Gemini Accuses DCG and Genesis of Deceiving Creditors
Digital Currency Group (DCG) is edging towards a solution to reimburse the losses incurred by its subsidiary Genesis, but the company still faces skepticism from some of its creditors. Gemini, in particular, voices its objections by denouncing a dishonest strategy.
Last January, Genesis went bankrupt a few weeks after the troubles experienced by the American exchange FTX. After several months of discussions, a preliminary agreement was reached with Genesis’ debtors. According to the company, this agreement should enable the repayment of up to 90% of the sums owed by Genesis to its various creditors.
However, this plan is far from being unanimous among Genesis’ creditors. Gemini, to whom Genesis owes over $1.2 billion, believes that this strategy will not truly reimburse its program participants.
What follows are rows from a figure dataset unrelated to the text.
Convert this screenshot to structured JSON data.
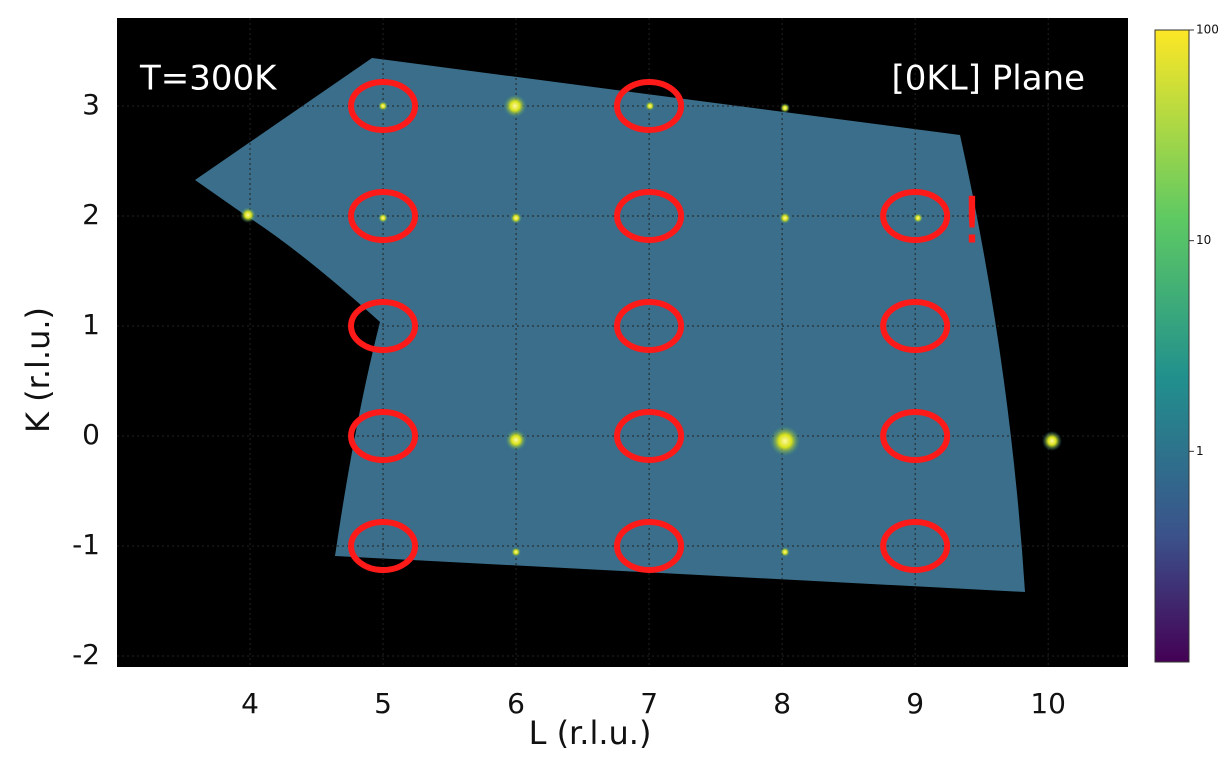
{
  "chart_data": {
    "type": "scatter",
    "x_label": "L (r.l.u.)",
    "y_label": "K (r.l.u.)",
    "annotations": [
      "T=300K",
      "[0KL] Plane",
      "!"
    ],
    "x": [
      5,
      5,
      5,
      5,
      5,
      7,
      7,
      7,
      7,
      7,
      9,
      9,
      9,
      9
    ],
    "y": [
      3,
      2,
      1,
      0,
      -1,
      3,
      2,
      1,
      0,
      -1,
      2,
      1,
      0,
      -1
    ],
    "color": "#ff1a1a",
    "xlim": [
      3,
      10.6
    ],
    "ylim": [
      -2.1,
      3.8
    ],
    "xticks": [
      4,
      5,
      6,
      7,
      8,
      9,
      10
    ],
    "yticks": [
      -2,
      -1,
      0,
      1,
      2,
      3
    ],
    "grid": true,
    "colorbar": {
      "scale": "log",
      "colormap": "viridis",
      "lim": [
        0.1,
        100
      ],
      "ticks": [
        1,
        10,
        100
      ]
    }
  }
}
Gemini Accuses DCG and Genesis of Deceiving Creditors
DCG and Genesis’ plan fails to convince Gemini of its ability to genuinely reimburse its clients.
While DCG’s proposal would result in almost complete reimbursement over seven years to over 230,000 individual creditors who used Gemini’s lending program, the company does not believe in it.
Through its lawyers, the company has extensively expressed its arguments.
They explain that “DCG’s proposal will allow the company to pay prorated recoveries through below-market inadequate loans.”
The lawyers add that “receiving a fractional share of interest and principal payments over seven years from an incredibly risky counterparty is not at all the same as receiving the cash and digital assets owed today by Genesis to Gemini lenders.”
Furthermore, according to them, Gemini Earn users “would not receive anything close to the true value of the money owed to them.” They continue by considering that “DCG touts recovery rates that are a deceptive, if not outright misleading, mirage.”
Finally, Gemini accuses DCG of exhausting Genesis’ creditors “in hopes that they become desperate enough to accept a significant discount just to move on.”